FIG. 1 is a block diagram of a remote control carrier generation circuit according to an embodiment of the present invention.

FIG. 2 is a timing chart according to the embodiment of the present invention.

FIG. 3 is a timing chart according to the embodiment of the present invention.

FIG. 4 is a block diagram of a conventional remote control carrier generation circuit.

FIG. 5 is a timing chart in a conventional remote control carrier generation circuit.

[Explanation of symbols]

 DESCRIPTION OF SYMBOLS 11 Clock control circuit 12 Carrier counter 13 Inverter 14 Multiplexer 15 Mode control circuit 16 1/2 frequency divider 17 Delay circuit

Claims (1)

[Claims] 1. A clock inverting circuit for receiving a reference clock and switching and outputting the reference clock and its inverted signal.
A non-inverting circuit, a carrier counter that counts one of a rising edge and a falling edge of an output signal of the clock inverting / non-inverting circuit, generates and outputs a remote control carrier signal having a preset cycle and duty, and the remote control.
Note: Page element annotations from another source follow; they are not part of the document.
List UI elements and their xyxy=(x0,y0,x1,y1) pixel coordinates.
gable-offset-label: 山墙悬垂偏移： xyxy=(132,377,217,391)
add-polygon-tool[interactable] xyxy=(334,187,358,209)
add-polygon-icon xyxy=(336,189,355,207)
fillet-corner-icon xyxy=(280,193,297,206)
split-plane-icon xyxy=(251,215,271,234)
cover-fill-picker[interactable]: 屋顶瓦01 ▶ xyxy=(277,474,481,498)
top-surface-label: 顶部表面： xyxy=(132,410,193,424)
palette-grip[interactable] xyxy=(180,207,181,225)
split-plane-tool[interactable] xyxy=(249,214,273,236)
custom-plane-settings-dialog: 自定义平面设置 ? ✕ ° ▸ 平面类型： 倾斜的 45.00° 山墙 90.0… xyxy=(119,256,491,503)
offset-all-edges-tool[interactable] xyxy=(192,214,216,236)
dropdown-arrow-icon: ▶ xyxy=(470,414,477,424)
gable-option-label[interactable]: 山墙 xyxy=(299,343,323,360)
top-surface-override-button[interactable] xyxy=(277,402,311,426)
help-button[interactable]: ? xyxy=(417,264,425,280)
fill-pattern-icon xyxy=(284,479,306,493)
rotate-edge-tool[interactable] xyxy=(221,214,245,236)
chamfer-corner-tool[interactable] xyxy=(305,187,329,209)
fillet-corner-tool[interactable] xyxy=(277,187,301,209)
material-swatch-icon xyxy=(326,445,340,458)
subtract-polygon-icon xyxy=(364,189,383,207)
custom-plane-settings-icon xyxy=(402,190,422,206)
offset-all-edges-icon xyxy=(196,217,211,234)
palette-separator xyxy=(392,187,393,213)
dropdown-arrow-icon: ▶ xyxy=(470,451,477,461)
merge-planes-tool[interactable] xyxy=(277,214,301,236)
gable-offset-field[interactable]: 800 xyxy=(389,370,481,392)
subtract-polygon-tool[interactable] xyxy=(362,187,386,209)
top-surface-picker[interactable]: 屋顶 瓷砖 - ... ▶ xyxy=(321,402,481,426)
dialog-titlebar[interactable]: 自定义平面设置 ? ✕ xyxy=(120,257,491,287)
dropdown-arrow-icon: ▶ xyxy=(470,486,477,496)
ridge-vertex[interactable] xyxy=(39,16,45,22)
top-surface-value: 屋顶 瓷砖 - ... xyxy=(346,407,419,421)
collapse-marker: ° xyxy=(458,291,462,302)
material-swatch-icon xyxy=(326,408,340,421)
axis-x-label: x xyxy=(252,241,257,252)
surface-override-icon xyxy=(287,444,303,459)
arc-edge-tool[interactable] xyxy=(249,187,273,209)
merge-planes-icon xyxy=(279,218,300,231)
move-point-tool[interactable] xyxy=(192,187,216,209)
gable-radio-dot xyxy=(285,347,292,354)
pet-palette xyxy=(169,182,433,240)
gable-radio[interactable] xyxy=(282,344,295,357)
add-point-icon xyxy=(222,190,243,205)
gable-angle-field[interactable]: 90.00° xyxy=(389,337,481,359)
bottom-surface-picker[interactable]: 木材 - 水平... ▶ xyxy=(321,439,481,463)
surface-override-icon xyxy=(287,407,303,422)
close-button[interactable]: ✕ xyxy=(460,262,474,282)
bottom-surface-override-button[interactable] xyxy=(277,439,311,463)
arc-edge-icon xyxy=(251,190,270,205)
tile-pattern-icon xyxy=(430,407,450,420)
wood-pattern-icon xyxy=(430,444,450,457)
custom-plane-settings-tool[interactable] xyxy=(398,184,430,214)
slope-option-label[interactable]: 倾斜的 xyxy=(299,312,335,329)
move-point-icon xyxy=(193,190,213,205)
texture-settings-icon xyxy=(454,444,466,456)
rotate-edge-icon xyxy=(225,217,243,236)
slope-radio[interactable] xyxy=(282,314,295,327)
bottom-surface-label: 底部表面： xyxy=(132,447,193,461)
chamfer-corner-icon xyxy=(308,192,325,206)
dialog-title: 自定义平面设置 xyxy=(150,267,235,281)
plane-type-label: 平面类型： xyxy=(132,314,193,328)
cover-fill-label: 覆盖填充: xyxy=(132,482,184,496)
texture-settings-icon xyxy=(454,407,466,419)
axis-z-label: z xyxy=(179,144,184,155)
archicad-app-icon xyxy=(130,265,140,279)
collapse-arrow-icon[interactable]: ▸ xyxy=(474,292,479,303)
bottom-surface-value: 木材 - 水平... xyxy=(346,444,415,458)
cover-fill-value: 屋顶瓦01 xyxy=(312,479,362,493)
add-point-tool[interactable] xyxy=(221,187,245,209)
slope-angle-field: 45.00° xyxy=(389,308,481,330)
A carrier signal is input, and the reference clock and its inverted signal are output to the clock inverting / non-inverting circuit at a timing that does not match the rising edge and the falling edge of the remote control carrier signal, and for each cycle of the remote control carrier signal. A remote control carrier generation circuit, comprising: a control circuit for performing switching between the two.